Рассказывали женщины, как она с одним немцем срезалась из-за названия колхоза. Проезжал мотоциклист по улице, остановился возле ее двора, вынул карту, подзывает ее. «Как называется?» — показывает рукой на нашу заречную часть села. «Колхоз «Большевик», говорит». — «Как — «Большевик»?» А при немцах колхоз назывался «Алексеевская община № 2». «Так, говорит, «Большевик». Немец лезет в кобуру за пистолетом, а Ольга в карту к нему заглядывает. «Пан офицер, говорит, так чего же вы на меня вызверились? Вот же, смотрите, и у вас написано: «Колхоз «Большевик». (Карта была копия с нашей — на русском и на немецком языках наименования населенных пунктов.) Я вам правильно называю. А вот та дорога — то на «Червоний партизан» пойдет. Если я вам скажу «Община № 2», так вам же непонятно будет. Я вас с пути собью. У вас и на карте нет такого названия». Немец свернул карту трубкой, хлестнул ее по лицу, поехал дальше — на «Червоний партизан». А она стоит, смеется.
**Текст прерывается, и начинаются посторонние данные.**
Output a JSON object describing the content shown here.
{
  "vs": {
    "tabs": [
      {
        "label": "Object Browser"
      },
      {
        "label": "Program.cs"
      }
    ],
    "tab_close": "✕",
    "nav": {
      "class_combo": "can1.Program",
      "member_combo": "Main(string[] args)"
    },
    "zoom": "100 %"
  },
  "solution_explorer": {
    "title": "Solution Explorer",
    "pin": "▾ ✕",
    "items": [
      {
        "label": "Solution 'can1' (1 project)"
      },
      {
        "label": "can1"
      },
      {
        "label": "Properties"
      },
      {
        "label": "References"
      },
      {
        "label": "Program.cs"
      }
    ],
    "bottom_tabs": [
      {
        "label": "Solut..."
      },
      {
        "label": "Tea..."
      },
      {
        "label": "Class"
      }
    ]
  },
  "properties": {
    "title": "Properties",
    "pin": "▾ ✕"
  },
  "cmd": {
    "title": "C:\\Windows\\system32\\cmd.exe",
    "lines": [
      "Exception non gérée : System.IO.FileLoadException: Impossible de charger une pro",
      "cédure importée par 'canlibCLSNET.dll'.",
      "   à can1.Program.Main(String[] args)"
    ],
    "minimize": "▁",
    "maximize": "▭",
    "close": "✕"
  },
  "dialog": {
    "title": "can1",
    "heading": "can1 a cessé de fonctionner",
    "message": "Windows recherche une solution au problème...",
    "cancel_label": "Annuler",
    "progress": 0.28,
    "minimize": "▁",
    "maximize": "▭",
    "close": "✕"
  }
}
Эти бабы, девчата, старики могут, Микола, больших чудес там натворить. Возьмутся да и проведут и посевную и уборочную еще лучше, чем когда-то при нас проводили. Если задержимся в Европе да не скоро вернемся домой, они нам встречу подготовят такую, что мы придем и глазам своим не поверим: да когда же вы, родные, успели это все сделать?..
По крестьянскому обычаю полагается, Микола, начинать с поклонов, ну, ты уж меня извини, под конец оставил. Поклонов да приветов тебе надавали из колхоза столько, что я им говорил: что же это, мне целый день придется стоять перед ним и кланяться, пока голова отвалится?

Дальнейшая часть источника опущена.